Ayam petelur yang digunakan berumur 7--10 minggu hal ini karena 7 minggu
adalah awal fase grower dan pada umur 10 minggu ayam akan dipindahkan ke
kandang battery ( individu) untuk masa adaptasi kandang layer sebelum produksi.
Menurut Astuti (2009), kandang grower untuk pemeliharaan ayam berumur 5--10
minggu kepadatan kandang ayam adalah 6--8 ekor m-2. Menurut Rasyaf (2005),
kepadatan ayam petelur saat masa grower 8 ekor m-2, dan standar kepadatan ayam
petelur saat fase awal grower sebaiknya 12--14 ekor m-2 (Fadilah dan Fatkhuroji,
2013). Sementara berdasarkan penelitian Bujung (2010), didapat bahwa
pemeliharaan ayam jantan tipe medium dengan kepadatan kandang 10, 12, 14 dan
16 ekor m-2 tidak berpengaruh nyata terhadap pertambahan berat tubuh, konsumsi

6

ransum dan konversi ransum. Akan tetapi, pada kepadatan 10 ekor m-2
memberikan pengaruh terbaik terhadap income over feed cost, dibandingkan
dengan kepadatan kandang 12, 14, dan 16 ekor m-2 (Nova dkk., 2007).
Berdasarkan uraian di atas, pada penelitian pemeliharaan ayam petelur fase
grower ini akan dilakukan dengan kepadatan kandang 6, 9, 12, dan 15 ekor.
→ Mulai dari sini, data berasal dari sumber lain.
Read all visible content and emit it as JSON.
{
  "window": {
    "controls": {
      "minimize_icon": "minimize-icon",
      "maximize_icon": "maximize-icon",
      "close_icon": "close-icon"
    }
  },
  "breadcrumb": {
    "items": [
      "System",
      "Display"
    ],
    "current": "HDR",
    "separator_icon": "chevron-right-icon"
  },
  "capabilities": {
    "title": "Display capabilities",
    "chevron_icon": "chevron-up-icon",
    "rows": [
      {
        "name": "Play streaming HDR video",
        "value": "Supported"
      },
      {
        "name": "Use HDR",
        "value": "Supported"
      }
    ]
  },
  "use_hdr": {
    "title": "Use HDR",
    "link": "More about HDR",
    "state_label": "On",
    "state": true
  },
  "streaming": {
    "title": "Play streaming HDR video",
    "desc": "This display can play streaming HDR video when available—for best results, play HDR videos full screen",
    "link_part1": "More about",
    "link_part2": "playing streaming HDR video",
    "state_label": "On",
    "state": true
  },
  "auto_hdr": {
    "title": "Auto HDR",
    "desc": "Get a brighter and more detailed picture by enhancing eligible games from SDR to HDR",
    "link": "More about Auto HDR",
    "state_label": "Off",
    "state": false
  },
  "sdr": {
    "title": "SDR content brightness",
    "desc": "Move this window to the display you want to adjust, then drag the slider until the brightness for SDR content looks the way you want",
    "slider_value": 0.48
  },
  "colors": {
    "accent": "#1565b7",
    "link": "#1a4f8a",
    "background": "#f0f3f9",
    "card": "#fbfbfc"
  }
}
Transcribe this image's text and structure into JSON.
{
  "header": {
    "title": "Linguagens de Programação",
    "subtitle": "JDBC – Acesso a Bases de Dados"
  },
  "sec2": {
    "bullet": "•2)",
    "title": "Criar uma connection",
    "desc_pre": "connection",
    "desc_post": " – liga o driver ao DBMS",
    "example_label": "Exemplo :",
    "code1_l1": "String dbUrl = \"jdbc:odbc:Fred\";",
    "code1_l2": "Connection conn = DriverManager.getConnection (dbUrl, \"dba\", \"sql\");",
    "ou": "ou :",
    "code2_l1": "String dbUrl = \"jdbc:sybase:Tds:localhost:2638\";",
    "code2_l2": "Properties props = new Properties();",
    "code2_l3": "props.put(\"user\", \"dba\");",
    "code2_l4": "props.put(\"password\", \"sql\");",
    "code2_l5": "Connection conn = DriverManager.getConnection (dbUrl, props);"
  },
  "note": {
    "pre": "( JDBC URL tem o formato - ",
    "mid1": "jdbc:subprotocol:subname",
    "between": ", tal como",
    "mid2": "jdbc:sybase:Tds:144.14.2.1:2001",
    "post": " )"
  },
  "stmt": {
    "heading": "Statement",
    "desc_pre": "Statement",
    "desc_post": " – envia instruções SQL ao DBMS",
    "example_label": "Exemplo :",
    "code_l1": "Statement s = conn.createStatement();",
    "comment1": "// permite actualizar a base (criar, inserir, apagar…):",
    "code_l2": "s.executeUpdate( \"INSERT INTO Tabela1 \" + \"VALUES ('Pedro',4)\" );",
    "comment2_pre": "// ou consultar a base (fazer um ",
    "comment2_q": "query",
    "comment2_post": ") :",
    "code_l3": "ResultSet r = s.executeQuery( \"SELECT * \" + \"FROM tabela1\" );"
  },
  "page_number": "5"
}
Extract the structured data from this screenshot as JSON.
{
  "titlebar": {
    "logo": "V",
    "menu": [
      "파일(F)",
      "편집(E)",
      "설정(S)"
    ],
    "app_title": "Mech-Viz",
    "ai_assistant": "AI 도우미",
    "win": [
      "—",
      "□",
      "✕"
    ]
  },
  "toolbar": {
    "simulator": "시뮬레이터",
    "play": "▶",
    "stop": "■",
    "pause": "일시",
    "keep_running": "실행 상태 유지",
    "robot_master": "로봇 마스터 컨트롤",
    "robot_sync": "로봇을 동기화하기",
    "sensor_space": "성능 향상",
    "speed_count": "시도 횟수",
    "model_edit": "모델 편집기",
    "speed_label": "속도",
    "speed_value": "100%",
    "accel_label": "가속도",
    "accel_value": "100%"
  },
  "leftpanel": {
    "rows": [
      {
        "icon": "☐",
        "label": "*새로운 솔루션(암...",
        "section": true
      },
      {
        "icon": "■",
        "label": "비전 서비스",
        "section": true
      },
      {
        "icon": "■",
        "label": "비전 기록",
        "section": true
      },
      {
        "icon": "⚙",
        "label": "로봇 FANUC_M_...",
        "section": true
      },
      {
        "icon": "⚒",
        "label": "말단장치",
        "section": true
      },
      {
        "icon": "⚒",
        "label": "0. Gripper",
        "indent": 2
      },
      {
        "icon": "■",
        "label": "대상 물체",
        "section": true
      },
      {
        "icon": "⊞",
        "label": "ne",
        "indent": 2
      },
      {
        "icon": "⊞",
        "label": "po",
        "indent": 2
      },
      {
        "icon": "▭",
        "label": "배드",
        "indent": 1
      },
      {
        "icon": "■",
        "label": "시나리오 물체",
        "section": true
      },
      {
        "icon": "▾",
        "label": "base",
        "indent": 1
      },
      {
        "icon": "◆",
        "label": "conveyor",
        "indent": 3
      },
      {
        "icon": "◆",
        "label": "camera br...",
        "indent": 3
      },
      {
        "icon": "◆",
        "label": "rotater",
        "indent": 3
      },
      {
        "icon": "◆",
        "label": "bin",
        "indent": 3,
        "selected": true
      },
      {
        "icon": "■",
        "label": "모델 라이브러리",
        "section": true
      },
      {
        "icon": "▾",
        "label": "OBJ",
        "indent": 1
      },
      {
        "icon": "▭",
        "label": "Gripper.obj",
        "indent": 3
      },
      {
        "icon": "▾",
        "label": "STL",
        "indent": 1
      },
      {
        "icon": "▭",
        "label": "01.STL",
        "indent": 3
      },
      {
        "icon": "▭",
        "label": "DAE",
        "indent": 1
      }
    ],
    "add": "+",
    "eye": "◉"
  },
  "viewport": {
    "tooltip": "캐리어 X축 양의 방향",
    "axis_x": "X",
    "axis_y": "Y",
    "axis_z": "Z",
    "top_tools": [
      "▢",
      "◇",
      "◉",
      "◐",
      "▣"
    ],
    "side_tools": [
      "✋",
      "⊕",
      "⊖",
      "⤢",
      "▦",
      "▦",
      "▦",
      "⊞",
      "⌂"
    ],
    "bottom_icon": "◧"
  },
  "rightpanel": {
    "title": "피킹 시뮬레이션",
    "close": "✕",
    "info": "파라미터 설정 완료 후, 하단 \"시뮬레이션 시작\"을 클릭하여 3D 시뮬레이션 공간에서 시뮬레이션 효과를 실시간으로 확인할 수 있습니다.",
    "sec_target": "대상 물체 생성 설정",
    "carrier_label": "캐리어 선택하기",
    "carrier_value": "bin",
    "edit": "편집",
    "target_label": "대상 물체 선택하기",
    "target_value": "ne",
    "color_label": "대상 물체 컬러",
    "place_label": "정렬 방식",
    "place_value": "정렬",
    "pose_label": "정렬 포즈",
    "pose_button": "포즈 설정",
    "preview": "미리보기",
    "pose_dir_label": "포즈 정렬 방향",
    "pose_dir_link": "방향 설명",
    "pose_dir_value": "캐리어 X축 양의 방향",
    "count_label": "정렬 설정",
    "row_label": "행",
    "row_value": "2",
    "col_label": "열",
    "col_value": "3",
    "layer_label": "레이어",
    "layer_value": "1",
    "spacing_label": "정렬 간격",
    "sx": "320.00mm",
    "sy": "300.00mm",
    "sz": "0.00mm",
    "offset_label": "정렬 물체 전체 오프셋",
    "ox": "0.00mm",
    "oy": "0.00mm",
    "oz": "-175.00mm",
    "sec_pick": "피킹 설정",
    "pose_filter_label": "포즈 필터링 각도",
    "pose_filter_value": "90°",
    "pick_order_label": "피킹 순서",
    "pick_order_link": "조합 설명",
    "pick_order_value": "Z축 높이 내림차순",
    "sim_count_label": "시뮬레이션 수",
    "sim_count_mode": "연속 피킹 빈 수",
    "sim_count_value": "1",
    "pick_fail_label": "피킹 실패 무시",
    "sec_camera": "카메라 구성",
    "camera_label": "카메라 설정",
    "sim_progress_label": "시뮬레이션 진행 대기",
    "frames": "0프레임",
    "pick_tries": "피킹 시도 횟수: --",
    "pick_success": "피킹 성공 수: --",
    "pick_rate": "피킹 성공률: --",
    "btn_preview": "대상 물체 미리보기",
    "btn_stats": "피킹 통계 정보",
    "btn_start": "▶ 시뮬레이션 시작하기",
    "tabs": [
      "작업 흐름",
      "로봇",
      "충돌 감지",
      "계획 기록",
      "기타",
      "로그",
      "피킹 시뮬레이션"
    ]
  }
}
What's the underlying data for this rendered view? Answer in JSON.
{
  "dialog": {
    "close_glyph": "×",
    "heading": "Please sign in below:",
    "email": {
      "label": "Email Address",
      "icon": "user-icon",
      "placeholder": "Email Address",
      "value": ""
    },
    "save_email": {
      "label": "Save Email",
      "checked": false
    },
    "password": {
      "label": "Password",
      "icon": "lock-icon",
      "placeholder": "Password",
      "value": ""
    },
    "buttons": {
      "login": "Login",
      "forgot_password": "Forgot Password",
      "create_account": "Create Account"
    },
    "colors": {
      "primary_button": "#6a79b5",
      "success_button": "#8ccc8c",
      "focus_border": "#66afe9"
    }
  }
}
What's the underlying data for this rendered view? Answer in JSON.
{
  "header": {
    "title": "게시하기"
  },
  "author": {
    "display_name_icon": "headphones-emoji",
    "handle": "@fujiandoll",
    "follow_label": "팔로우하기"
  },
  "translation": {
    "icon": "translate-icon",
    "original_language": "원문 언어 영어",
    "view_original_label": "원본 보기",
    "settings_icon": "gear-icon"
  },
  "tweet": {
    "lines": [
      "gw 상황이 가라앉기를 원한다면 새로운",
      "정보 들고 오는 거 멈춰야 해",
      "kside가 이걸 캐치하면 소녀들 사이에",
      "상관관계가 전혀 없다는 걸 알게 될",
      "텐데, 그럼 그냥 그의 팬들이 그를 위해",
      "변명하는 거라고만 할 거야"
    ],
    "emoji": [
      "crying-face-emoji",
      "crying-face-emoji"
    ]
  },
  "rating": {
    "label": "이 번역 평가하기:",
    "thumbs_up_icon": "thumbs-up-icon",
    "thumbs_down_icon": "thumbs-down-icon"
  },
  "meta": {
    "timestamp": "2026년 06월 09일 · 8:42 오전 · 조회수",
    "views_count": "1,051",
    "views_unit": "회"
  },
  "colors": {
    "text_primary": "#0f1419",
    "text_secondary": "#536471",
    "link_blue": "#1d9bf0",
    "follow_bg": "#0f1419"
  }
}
Oleh
sebab itu, penting dilakukan penelitian yang menyatakan berapa kepadatan
kandang yang baik pada ayam petelur fase awal grower dan pengaruhnya
terhadap performa.

E. Hipotesis
Hipotesis yang diajukan pada penelitian ini adalah
1) adanya pengaruh tingkat kepadatan kandang terhadap performa (pertambahan
bobot tubuh, konsumsi, konversi ransum, keseragaman, dan IOFC) ayam
petelur fase awal grower;
2)

terdapat tingkat kepadatan kandang yang optimal terhadap performa
(pertambahan bobot tubuh, konsumsi, konversi ransum, keseragaman, dan
IOFC) ayam petelur fase awal grower.

7

II. TINJAUAN PUSTAKA

A. Ayam Petelur Fase Grower

Ayam ras petelur adalah ayam yang dipelihara dengan tujuan untuk menghasilkan
banyak telur dan merupakan produk akhir ayam ras dan tidak boleh disilangkan
kembali (Sudaryani dan Santosa, 2000). Berdasarkan fase pemeliharaannya, fase
pemeliharaan ayam petelur dibagi menjadi tiga fase, yaitu fase starter (umur 1
hari--6 minggu), fase grower (umur 6--18 minggu), dan fase layer/petelur (umur
18 minggu--afkir) (Fadilah dan Fatkhuroji, 2013).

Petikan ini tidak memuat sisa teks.